Prepare an inventory of personal information
- Ensure that you have an up-to-date cartography of the personal information collected and retained by your organization.
- Ensure that your cartography identifies the means of collection of personal information in order to be able to identify those that are computerized and that your cartography identifies the systems/servers that host that personal information.
- Review, if applicable, how personal information is structured in your technological architecture and consider the possibility of putting measures in place to allow the communication of personal information in a structured format without compromising the confidentiality of your technological architecture.

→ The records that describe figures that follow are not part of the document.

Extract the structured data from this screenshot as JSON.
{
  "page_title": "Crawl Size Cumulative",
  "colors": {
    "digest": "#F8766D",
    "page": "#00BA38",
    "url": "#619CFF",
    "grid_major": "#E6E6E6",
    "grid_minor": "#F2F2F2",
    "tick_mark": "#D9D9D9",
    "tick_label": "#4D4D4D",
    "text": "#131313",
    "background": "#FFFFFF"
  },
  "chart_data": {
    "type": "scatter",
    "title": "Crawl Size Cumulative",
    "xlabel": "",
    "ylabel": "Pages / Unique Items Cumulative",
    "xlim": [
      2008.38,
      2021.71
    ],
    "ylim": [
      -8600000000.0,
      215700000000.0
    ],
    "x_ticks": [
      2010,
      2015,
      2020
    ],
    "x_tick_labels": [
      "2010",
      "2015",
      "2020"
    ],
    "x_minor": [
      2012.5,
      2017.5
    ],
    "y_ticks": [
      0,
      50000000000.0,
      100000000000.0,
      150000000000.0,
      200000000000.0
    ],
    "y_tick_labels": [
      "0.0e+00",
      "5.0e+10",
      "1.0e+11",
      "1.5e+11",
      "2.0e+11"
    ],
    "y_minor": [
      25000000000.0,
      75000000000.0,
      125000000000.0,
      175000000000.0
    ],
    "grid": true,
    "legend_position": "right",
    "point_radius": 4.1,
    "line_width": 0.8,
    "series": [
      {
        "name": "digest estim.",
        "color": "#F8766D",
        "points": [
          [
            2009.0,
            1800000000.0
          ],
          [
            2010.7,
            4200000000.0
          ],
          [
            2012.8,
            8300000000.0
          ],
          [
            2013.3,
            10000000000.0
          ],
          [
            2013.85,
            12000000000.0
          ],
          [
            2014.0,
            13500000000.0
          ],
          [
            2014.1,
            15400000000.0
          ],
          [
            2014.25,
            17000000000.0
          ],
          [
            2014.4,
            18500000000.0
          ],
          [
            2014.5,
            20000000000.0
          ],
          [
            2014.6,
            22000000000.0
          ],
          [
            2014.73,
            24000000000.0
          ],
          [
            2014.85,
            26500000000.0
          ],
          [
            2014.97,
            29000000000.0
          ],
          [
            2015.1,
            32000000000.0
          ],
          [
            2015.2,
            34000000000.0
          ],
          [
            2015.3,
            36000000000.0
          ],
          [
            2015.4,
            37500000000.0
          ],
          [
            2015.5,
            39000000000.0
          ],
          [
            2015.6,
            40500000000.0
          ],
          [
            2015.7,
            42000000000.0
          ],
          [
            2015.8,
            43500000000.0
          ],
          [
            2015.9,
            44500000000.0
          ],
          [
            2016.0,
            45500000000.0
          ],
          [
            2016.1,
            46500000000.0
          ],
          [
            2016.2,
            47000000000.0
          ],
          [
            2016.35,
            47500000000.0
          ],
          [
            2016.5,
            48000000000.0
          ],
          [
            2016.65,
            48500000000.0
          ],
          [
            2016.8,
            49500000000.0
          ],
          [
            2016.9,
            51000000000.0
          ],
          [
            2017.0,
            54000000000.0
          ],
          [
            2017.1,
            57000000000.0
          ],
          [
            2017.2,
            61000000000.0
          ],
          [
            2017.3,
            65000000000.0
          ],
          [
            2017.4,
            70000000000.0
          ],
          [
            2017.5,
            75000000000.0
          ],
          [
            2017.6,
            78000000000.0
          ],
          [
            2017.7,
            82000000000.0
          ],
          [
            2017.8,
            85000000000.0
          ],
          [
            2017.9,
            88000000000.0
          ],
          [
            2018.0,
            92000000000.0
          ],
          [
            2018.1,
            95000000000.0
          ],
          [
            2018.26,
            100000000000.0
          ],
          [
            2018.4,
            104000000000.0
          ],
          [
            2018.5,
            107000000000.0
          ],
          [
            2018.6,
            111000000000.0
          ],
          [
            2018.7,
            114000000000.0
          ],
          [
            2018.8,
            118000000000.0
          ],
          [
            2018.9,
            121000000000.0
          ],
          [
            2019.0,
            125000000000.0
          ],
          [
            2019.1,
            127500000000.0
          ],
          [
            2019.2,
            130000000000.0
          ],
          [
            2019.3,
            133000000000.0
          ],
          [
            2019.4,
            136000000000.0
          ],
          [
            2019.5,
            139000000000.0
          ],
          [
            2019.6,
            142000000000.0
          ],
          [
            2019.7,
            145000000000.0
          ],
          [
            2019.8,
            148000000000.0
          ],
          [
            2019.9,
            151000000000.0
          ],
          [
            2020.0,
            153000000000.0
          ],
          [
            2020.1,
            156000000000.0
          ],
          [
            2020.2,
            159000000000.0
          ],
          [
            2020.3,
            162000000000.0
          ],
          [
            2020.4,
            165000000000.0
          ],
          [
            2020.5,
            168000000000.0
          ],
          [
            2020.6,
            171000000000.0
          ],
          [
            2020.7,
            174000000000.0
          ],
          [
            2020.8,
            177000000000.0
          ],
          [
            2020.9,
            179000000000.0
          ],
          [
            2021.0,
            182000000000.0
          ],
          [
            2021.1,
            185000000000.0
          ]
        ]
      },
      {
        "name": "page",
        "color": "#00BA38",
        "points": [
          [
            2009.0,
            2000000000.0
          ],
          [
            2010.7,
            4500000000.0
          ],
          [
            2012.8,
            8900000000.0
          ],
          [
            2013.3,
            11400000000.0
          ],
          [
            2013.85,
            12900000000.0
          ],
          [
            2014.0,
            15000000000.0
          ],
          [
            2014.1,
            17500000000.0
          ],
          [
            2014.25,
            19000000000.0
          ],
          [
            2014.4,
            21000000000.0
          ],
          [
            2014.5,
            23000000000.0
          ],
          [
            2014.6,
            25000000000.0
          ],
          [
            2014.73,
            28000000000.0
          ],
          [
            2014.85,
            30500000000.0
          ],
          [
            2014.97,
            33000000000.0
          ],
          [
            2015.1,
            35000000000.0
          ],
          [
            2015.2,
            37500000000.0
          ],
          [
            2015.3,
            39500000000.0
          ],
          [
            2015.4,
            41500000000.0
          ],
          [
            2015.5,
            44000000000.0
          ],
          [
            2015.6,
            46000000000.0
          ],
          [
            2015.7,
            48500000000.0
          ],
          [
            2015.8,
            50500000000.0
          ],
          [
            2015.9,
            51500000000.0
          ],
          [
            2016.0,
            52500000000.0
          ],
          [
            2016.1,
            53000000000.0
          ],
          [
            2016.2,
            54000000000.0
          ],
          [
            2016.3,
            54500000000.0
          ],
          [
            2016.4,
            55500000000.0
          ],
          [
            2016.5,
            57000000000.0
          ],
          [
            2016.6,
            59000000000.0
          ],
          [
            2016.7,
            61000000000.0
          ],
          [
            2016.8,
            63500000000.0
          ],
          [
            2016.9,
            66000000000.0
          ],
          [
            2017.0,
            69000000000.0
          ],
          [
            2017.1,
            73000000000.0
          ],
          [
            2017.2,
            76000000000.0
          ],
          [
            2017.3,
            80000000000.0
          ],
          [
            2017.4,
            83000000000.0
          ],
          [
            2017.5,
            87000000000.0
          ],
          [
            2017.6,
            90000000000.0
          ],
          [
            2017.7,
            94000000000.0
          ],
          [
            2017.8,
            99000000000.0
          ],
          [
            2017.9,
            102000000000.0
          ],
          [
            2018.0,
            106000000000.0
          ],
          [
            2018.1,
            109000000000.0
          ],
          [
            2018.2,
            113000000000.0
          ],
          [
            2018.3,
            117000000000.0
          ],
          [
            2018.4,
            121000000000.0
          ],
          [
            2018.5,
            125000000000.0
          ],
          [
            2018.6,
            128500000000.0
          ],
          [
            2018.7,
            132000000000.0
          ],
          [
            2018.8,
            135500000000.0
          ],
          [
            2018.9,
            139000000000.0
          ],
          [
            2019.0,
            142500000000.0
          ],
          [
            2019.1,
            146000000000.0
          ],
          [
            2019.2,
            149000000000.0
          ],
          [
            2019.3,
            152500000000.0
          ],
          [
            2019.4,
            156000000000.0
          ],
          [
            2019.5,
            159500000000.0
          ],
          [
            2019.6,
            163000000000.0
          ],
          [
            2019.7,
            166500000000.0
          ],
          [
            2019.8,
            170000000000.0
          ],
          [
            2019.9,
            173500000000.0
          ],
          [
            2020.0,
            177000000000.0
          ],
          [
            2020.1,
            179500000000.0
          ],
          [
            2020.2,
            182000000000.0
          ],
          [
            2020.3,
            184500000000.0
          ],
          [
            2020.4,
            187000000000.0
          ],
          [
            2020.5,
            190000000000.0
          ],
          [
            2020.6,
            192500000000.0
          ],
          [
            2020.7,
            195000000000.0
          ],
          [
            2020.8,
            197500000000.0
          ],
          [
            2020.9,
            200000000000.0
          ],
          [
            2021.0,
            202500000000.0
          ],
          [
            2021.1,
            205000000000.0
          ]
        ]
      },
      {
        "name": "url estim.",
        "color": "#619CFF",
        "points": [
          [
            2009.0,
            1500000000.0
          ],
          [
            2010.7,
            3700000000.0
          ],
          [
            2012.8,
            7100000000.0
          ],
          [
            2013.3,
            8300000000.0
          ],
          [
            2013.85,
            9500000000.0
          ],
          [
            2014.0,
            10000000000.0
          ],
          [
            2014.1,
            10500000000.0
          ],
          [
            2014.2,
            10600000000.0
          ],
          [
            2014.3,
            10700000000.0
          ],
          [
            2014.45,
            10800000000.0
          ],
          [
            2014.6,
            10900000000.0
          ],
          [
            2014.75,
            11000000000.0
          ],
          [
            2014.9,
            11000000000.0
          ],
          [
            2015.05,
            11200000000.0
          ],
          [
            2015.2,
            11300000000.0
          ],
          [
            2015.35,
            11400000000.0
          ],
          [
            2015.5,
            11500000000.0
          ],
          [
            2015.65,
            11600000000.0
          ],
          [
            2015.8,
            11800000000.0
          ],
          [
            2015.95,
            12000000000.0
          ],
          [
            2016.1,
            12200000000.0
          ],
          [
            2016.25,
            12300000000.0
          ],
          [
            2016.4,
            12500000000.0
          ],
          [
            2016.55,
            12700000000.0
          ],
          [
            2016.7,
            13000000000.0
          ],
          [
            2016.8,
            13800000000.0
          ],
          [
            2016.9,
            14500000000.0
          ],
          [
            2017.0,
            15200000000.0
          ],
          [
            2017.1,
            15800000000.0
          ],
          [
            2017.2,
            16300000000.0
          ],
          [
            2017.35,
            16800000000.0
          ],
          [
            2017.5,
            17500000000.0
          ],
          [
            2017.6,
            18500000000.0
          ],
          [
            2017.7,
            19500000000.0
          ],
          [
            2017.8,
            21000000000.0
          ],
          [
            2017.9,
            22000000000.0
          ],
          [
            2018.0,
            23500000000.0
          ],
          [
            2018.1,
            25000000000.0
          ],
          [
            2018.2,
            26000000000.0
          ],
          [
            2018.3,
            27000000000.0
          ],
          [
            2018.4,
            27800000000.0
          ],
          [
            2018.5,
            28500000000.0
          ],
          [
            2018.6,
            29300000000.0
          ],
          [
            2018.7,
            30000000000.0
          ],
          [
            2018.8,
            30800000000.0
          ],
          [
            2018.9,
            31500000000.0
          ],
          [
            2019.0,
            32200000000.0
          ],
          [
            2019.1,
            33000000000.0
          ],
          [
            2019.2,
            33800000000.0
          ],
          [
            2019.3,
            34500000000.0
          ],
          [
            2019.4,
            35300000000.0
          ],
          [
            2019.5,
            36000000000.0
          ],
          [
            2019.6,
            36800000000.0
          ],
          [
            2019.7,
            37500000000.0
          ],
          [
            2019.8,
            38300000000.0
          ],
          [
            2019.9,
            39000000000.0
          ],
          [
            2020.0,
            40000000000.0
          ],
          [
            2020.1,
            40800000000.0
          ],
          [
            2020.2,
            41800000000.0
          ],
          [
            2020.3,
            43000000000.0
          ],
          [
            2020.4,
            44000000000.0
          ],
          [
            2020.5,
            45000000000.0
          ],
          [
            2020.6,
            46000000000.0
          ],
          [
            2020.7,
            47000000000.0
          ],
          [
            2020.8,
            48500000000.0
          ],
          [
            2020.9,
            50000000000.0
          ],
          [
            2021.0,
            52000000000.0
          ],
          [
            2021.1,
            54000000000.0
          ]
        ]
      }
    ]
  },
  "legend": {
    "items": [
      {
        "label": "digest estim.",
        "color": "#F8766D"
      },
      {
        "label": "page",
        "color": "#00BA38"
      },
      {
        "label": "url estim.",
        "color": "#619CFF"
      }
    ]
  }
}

- Review the need to collect or retain certain personal information.
- Consider the possibility of keeping certain personal information in paper format only.
Define the portability processes
- Define the IT and HR processes required to operationalize responses to portability requests.
- Determine the data formats that will be used to provide personal information to the persons concerned.
- Adopt a robust identity verification process.
- Document responses to portability requests.
- Implement security measures to protect personal information during the transfer.
Update external policies and internal procedures
- Ensure that your enterprise privacy policy informs your customers of their right to portability and how they can request it.
- Describe in your internal procedures how to process a portability request, paying particular attention to the applicable response time.
- Make your employees aware of the right to portability.